À son élection en 2020, la gauche avait d’abord décidé d’observer un moratoire sur cette question qui divise les différents groupes de la majorité, en particulier les écologistes, plutôt sceptiques concernant le déploiement de caméras de vidéosurveillance. Le programme du Printemps marseillais (nom de la coalition de la gauche vainqueur face à la droite 2020) citait alors «quatre études nationales successives» qui auraient «démontré l’inefficacité» de la vidéoprotection.
L’inspection générale des services de la ville de Marseille a dès lors réalisé un audit sur cette question, cité dans le rapport de la mission d’information que Le Figaro a pu consulter. Dans ce rapport, on apprend ainsi qu’en 2020, à l’arrivée de la gauche, la ville dont la superficie est deux fois et demie supérieure à celle de Paris comptait 1558 caméras. À titre de comparaison, la ville de Nice, en pointe sur cet outil sécuritaire, en comptait 5000 en 2024. Le centre-ville de Marseille était celui le mieux doté en caméras de vidéosurveillance, tandis que les quartiers nord notamment pâtissaient d’une faible couverture. Ainsi, seules 4,2% des caméras se trouvaient dans le 16e arrondissement.
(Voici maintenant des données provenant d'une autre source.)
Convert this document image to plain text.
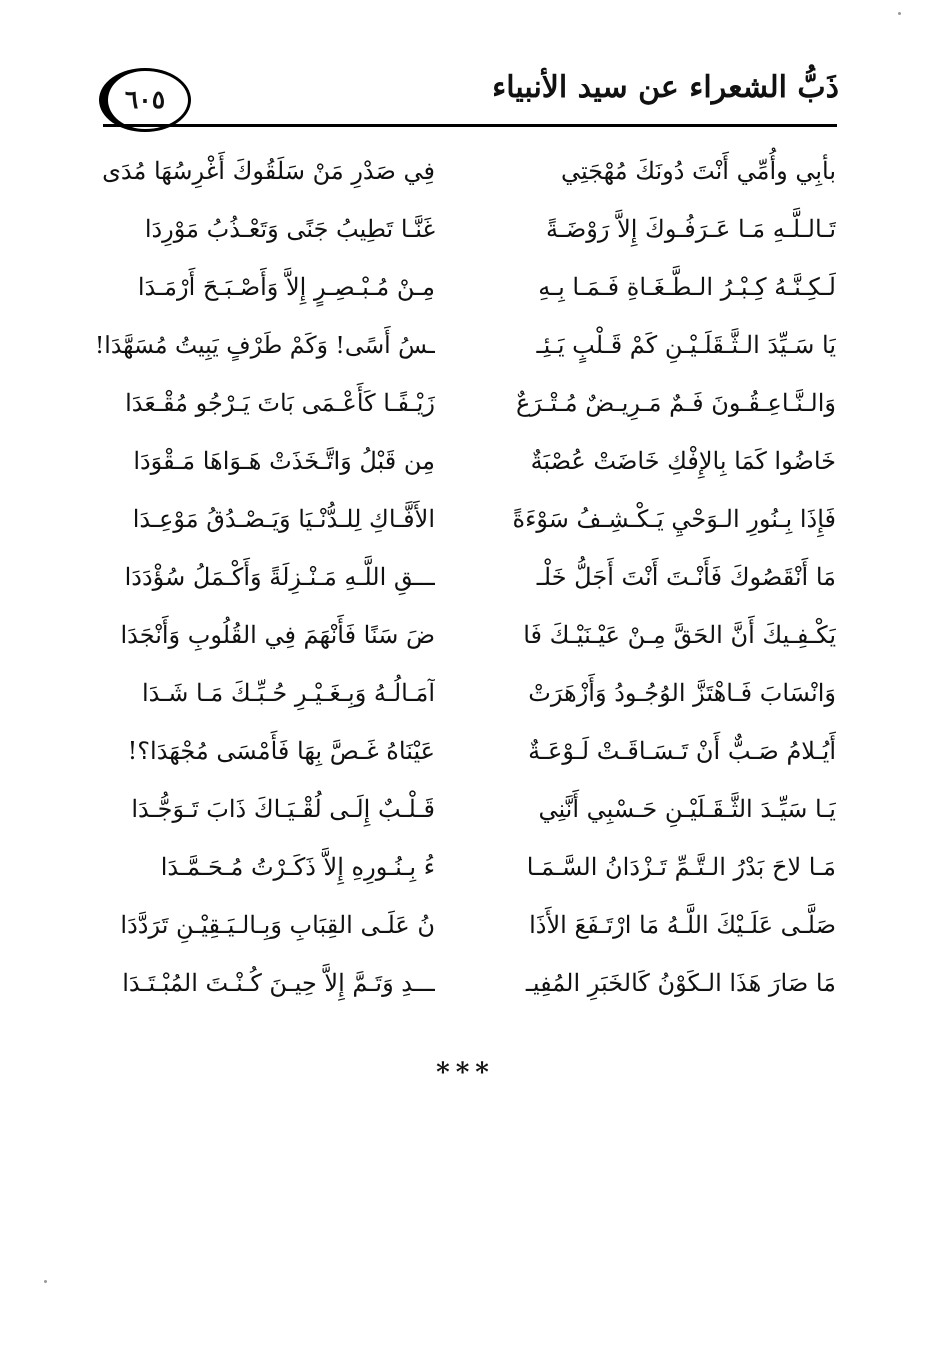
ذَبُّ الشعراء عن سيد الأنبياء
٦٠٥
بأبِي وأُمِّي أَنْتَ دُونَكَ مُهْجَتِي
تَـالـلَّـهِ مَـا عَـرَفُـوكَ إِلاَّ رَوْضَـةً
لَـكِـنَّـهُ كِـبْـرُ الـطَّـغَـاةِ فَـمَـا بِـهِ
يَا سَـيِّدَ الـثَّـقَلَـيْـنِ كَمْ قَـلْبٍ يَـئِـ
وَالـنَّـاعِـقُـونَ فَـمٌ مَـرِيـضٌ مُـتْـرَعٌ
خَاضُوا كَمَا بِالإِفْكِ خَاضَتْ عُصْبَةٌ
فَإِذَا بِـنُورِ الـوَحْيِ يَـكْـشِـفُ سَوْءَةً
مَا أَنْقَصُوكَ فَأَنْـتَ أَنْتَ أَجَلُّ خَلْـ
يَكْـفِـيكَ أَنَّ الحَقَّ مِـنْ عَيْـنَيْـكَ فَا
وَانْسَابَ فَـاهْتَزَّ الوُجُـودُ وَأَزْهَرَتْ
أَيُـلامُ صَـبٌّ أَنْ تَـسَـاقَـتْ لَـوْعَـةٌ
يَـا سَيِّـدَ الثَّـقَـلَيْـنِ حَـسْبِي أَنَّنِي
مَـا لاحَ بَدْرُ الـتَّـمِّ تَـزْدَانُ السَّـمَـا
صَلَّـى عَلَـيْكَ اللَّـهُ مَا ارْتَـفَعَ الأَذَا
مَا صَارَ هَذَا الـكَوْنُ كَالخَبَرِ المُفِيـ
فِي صَدْرِ مَنْ سَلَقُوكَ أَغْرِسُهَا مُدَى
غَنَّـا تَطِيبُ جَنًى وَتَعْـذُبُ مَوْرِدَا
مِـنْ مُـبْـصِـرٍ إِلاَّ وَأَصْـبَـحَ أَرْمَـدَا
ـسُ أَسًى! وَكَمْ طَرْفٍ يَبِيتُ مُسَهَّدَا!
زَيْـفًـا كَأَعْـمَى بَاتَ يَـرْجُو مُقْـعَدَا
مِن قَبْلُ وَاتَّـخَذَتْ هَـوَاهَا مَـقْوَدَا
الأَفَّـاكِ لِلـدُّنْـيَا وَيَـصْـدُقُ مَوْعِـدَا
ـــقِ اللَّـهِ مَـنْـزِلَةً وَأَكْـمَلُ سُؤْدَدَا
ضَ سَنًا فَأَنْهَمَ فِي القُلُوبِ وَأَنْجَدَا
آمَـالُـهُ وَبِـغَـيْـرِ حُـبِّـكَ مَـا شَـدَا
عَيْنَاهُ غَـصَّ بِهَا فَأَمْسَى مُجْهَدَا؟!
قَـلْـبٌ إِلَـى لُقْـيَـاكَ ذَابَ تَـوَجُّـدَا
ءُ بِـنُـورِهِ إِلاَّ ذَكَـرْتُ مُـحَـمَّـدَا
نُ عَلَـى القِبَابِ وَبِـالـيَـقِيْـنِ تَرَدَّدَا
ـــدِ وَتَـمَّ إِلاَّ حِيـنَ كُـنْـتَ المُبْـتَـدَا
***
Destructions liées au narcotrafic
Selon le rapport, à la demande de la police nationale, des caméras ont été déployées d’abord en priorité aux abords des points de trafic de stupéfiants, dans une ville gangrenée par le narcobanditisme. Après le moratoire, qui a temporairement gelé le projet, une première vague de 55 nouvelles caméras a été installée en 2022 sur ces points stratégiques. «Depuis 2021, l’État accompagne financièrement (à hauteur de plusieurs millions d’euros) et techniquement le déploiement de la vidéoprotection de la mairie de Marseille dans le cadre des engagements pris avec le plan Marseille en grand , qui permettront le déploiement de 500 caméras supplémentaires», rappelle la préfecture de police des Bouches-du-Rhône.
Mais ces nouvelles caméras ont déjà subi des actes de vandalisme non négligeables. «Situées aux abords immédiats des points de trafics de stupéfiants ou de forte délinquance, les caméras de cette première vague sont d’un point de vue technique extrêmement difficiles à implanter, peut-on lire dans le rapport. En effet, les agents des différents prestataires mobilisés à cet effet se mettent systématiquement en retrait du fait des menaces verbales et physiques qu’ils subissent lorsqu’ils interviennent sur les lieux.» Ainsi, sur ces 55 nouvelles caméras, toujours selon le rapport, 13 ont dû être abandonnées, 11 ont été déplacées et 7 ont été détruites. «Par ailleurs, le nombre important de caméras vandalisées, 70 en 2023 et plus de 40 depuis de début de l’année 2024, mobilise de manière significative les équipes chargées de la maintenance des caméras et leur installation», regrette le rapport.
310 caméras supplémentaires promises avant 2026
Surtout, le rythme de déploiement de ces nouvelles caméras interroge, au cœur d’une guerre de chiffres entre l’opposition et la majorité. En 2023, 73 nouvelles caméras ont été installées selon ce rapport, suivies de 63 supplémentaires à l’occasion des Jeux olympiques. Selon le rapport, la majorité des caméras sera déployée cette année et l’année prochaine, année des élections municipales, avec un objectif de 310 caméras.
«Nous avons demandé d’avoir la liste des implantations potentielles de ces caméras, rapporte Pierre Robin, membre de la mission d’information et élu d’opposition dans le groupe de droite Une volonté pour Marseille. Elle ne nous a pas été remise. Je ne sais pas si elle existe vraiment ou si on veut nous cacher quelque chose… J’ai surtout l’impression qu’il faut vite rattraper le temps perdu avec le moratoire, pour arriver à la promesse des 500 caméras avant la fin du mandat. Il s’agit d’une stratégie opportuniste pour répondre à la demande populaire de plus de sécurité.»
«Il n’y a pas une accélération au dernier moment, rétorque l’adjoint au maire en charge de la sécurité Yannick Ohanessian. Le moratoire était absolument nécessaire. Pour les dernières vagues de déploiement, nous allons mailler toute la ville et nous allons répondre à l’objectif fixé de 500 caméras déployées avant la fin du mandat.» À l’ordre du jour du conseil municipal la semaine prochaine, nul doute que la question ne finira pas d’agiter l’hémicycle municipal au sein de l’espace Bargemon.